Homework pays off in Tour stage
SALON-DE-PROVENCE, France — Edvald Boasson Hagen showed that brawn and speed don't guarantee victory at the Tour de France. Winners do their homework, too.
Going right around a roundabout while others took the left and longer route proved to be the key that enabled the Norwegian to finally win a stage at this Tour on Friday after two second-place finishes.
Only Boasson Hagen and Nikias Arndt took the shorter route. The Norwegian then eliminated the German rider with a burst of acceleration and sped to the line in Salon-de Provence.

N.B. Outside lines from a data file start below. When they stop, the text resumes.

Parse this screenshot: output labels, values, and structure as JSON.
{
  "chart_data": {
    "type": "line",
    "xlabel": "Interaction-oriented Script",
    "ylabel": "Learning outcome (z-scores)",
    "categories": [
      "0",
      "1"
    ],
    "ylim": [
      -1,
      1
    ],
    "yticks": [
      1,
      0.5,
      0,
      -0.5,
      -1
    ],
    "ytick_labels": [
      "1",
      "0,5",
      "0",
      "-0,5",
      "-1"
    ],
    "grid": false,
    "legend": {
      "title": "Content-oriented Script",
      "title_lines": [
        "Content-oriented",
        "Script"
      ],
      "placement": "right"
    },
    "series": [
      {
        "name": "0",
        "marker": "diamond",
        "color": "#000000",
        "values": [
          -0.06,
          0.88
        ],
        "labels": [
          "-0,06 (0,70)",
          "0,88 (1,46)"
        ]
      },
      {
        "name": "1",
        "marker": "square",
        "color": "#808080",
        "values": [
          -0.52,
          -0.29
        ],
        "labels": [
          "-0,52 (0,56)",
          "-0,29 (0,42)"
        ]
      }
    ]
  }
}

Arndt placed second, five seconds back.
Third-placed Jens Keukeleire was among those who went left around the roundabout in the last three kilometers (under two miles) and immediately realized their mistake, as Boasson Hagen motored away.
"That's when it struck me: We should have taken right," Keukeleire said. "He's one of those riders, give him 10 meters and he's gone."
It was Boasson Hagen's third career stage win at the Tour, after his first two in 2011. He said he'd studied the finish and identified the short cut.
"I was hunting for opportunities, and then the roundabout arrived," he said. "I understood that going right would be quicker."
Riding at a leisurely pace far behind them, race leader Chris Froome and other top contenders for the yellow jersey were happy to let others contest the victory on the Tour's longest stage. The overall standings remained unchanged at the top, with Froome leading French rider Romain Bardet by 23 seconds and Rigoberto Uran of Colombia by 29 seconds.